Witam- bardzo interesuje mnie historia V Wileńskiej Brygady AK ( Brygady Śmierci)- Łupaszka i jego załoga była OK. Sporo na ten temat czytałem, największa jazda to na białostocczyżnie, w okresie działalności 1 szwadronu brygady pod dowództwem por "Zygmunta", widziałem nawet kilka zdjęć z wykopków, gdzieś w internecie, czytałem pamiętnik dziś już mjr "Zygmunta" - to bohater, pamiętniki są super-przymierzam się do zakupu tej monumentalnej biografi brygady wydanej w 2002 roku- a z tym IPN- em w Gdańsku to strzał w dziesiątkę , rozmawiałęm z ludzmi z IPN-u i twierdzą że ci z Gdańska to na ten temat to już na pograniczu fanatyzmu- mają tam pistolet mjr "Łupaszki"-
pozdrawiam, cześć

RE:Śladami mjr Łupaszki Traper7 (78) 2004-04-02 22:50:00
To ciekawe co piszesz o tych zdjęciach z wykopków, mógłbyś podać link? Pozdrawiam!

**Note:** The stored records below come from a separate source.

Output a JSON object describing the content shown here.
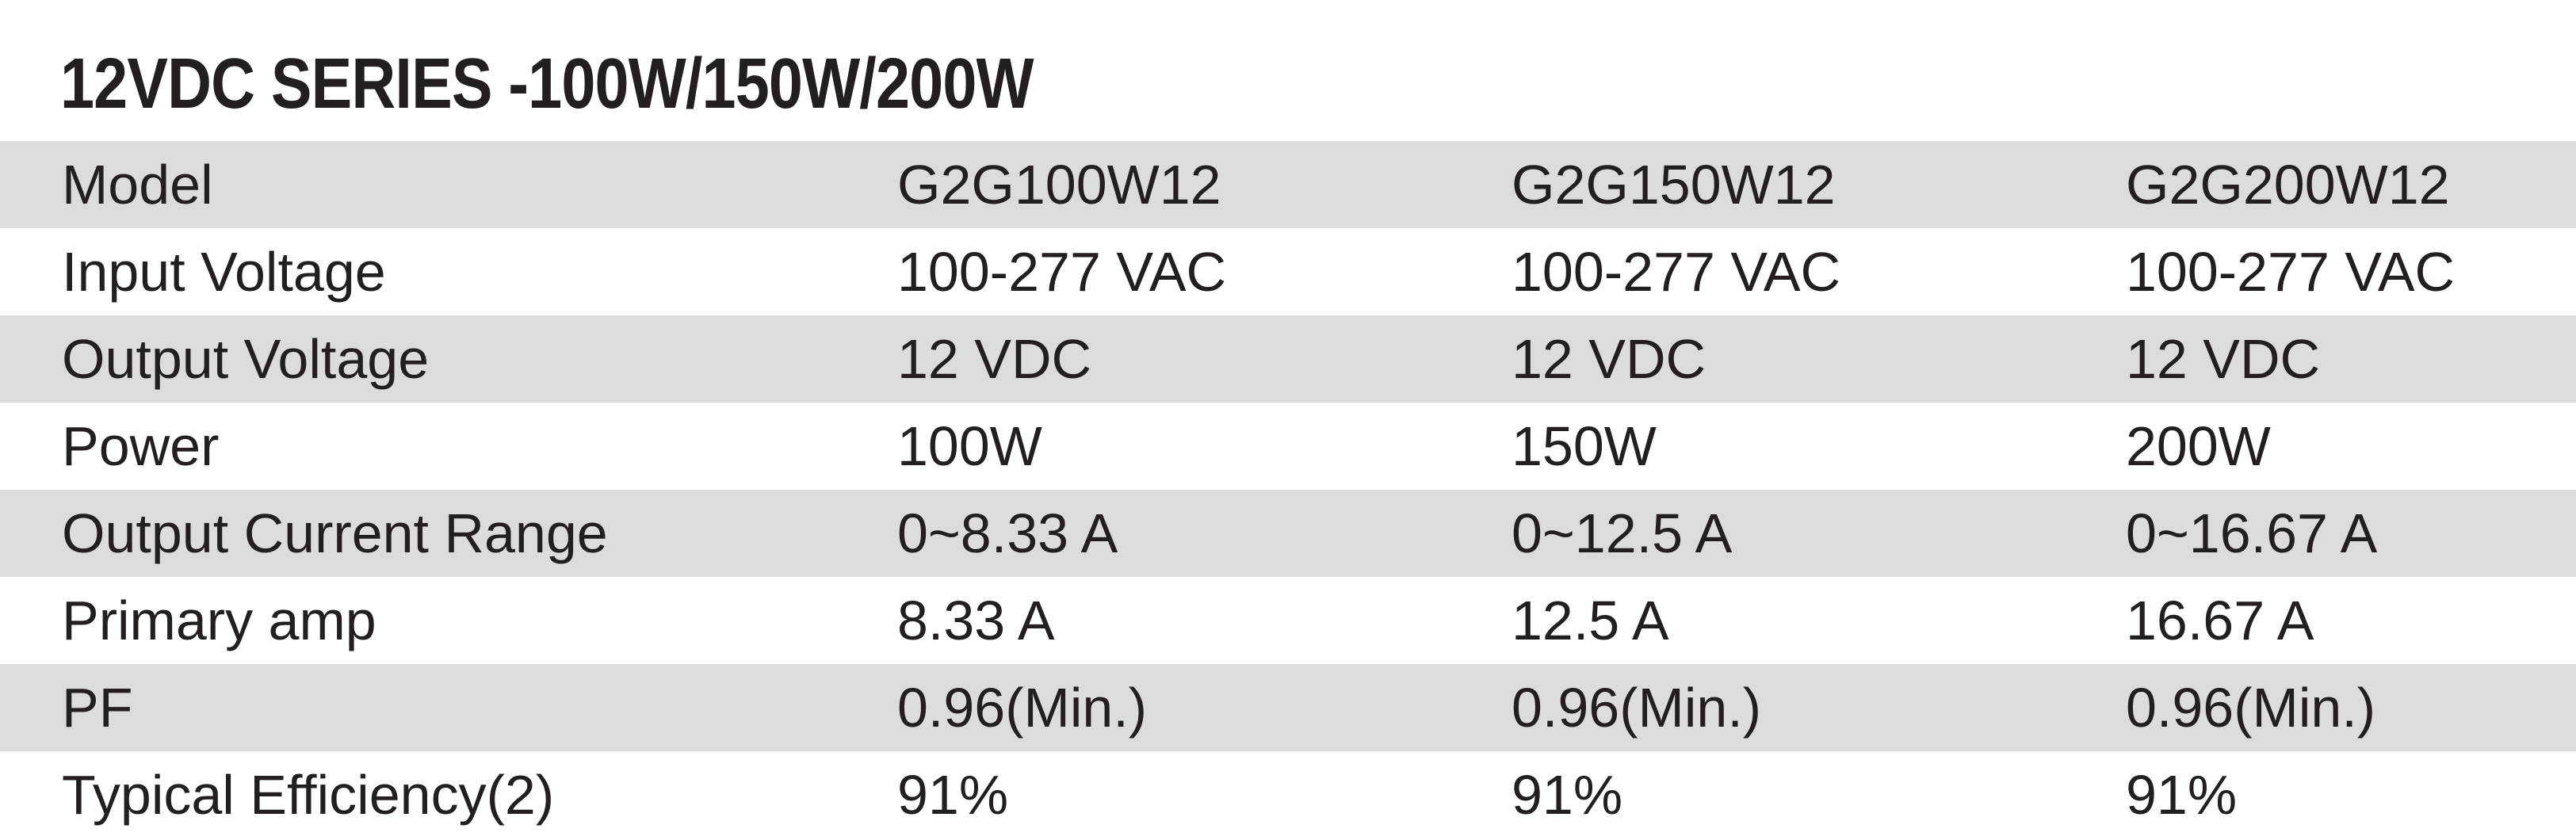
{
  "title": "12VDC SERIES -100W/150W/200W",
  "table": {
    "rows": [
      {
        "label": "Model",
        "values": [
          "G2G100W12",
          "G2G150W12",
          "G2G200W12"
        ]
      },
      {
        "label": "Input Voltage",
        "values": [
          "100-277 VAC",
          "100-277 VAC",
          "100-277 VAC"
        ]
      },
      {
        "label": "Output Voltage",
        "values": [
          "12 VDC",
          "12 VDC",
          "12 VDC"
        ]
      },
      {
        "label": "Power",
        "values": [
          "100W",
          "150W",
          "200W"
        ]
      },
      {
        "label": "Output Current Range",
        "values": [
          "0~8.33 A",
          "0~12.5 A",
          "0~16.67 A"
        ]
      },
      {
        "label": "Primary amp",
        "values": [
          "8.33 A",
          "12.5 A",
          "16.67 A"
        ]
      },
      {
        "label": "PF",
        "values": [
          "0.96(Min.)",
          "0.96(Min.)",
          "0.96(Min.)"
        ]
      },
      {
        "label": "Typical Efficiency(2)",
        "values": [
          "91%",
          "91%",
          "91%"
        ]
      }
    ]
  },
  "colors": {
    "text": "#231f20",
    "shaded_row": "#dcdcdc",
    "background": "#ffffff"
  }
}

RE:Śladami mjr Łupaszki Volksewagen Wojtek (55) 2004-04-04 11:47:00
Tu chyba za bardzo nie pomogę, pamiętam że wpisałem w wyszukiwarkę google, i na którejś stronie było jedno zdjęcie wykopanych łusek, i orzełki bez korony, jak dla rasowych poszukiwaczy to chyba niewiele, wartość raczej w dużej mierze sentymentalna, tym niemniej jeśli już gdzieś jechać celem poszukiwania, to chyba na tereny działalności 1 szwadronu w białostockim, , ponieważ w okresie pomorskim i mazurskim działalności brygady nie było dużych starć z większą liczbą osób, przeciwnie do walk 1 szwadronu-
pozdrawiam cześć

RE:Śladami mjr Łupaszki kiers (59) 2004-04-04 16:01:00
Tak się składa, że ten pistolet mjr Łupaszki przechował mój dziadek i ojciec, a w latach 90-tych przekazał muzeum w Warszawie. Trzymałem go w rękach i miałem wielką przyjemność oddania 1 strzału (gdy jeszcze nie był powiercony).
Orzełek oraz pozostałe przedmioty ( ze zdjęć w internecie) wykopałem z Grzegorzem Wąsowskim i Kazimerzem Krajewskim podczas krótkiego wypadu w 2002r. w okolicach Siedlec. Zbierali oni wtedy materiały do następnej książki.
W sumie znalazłem trzy orzełki z których jednego otrzymał Zygmunt Błażejewicz, jeden został w moim posiadaniu.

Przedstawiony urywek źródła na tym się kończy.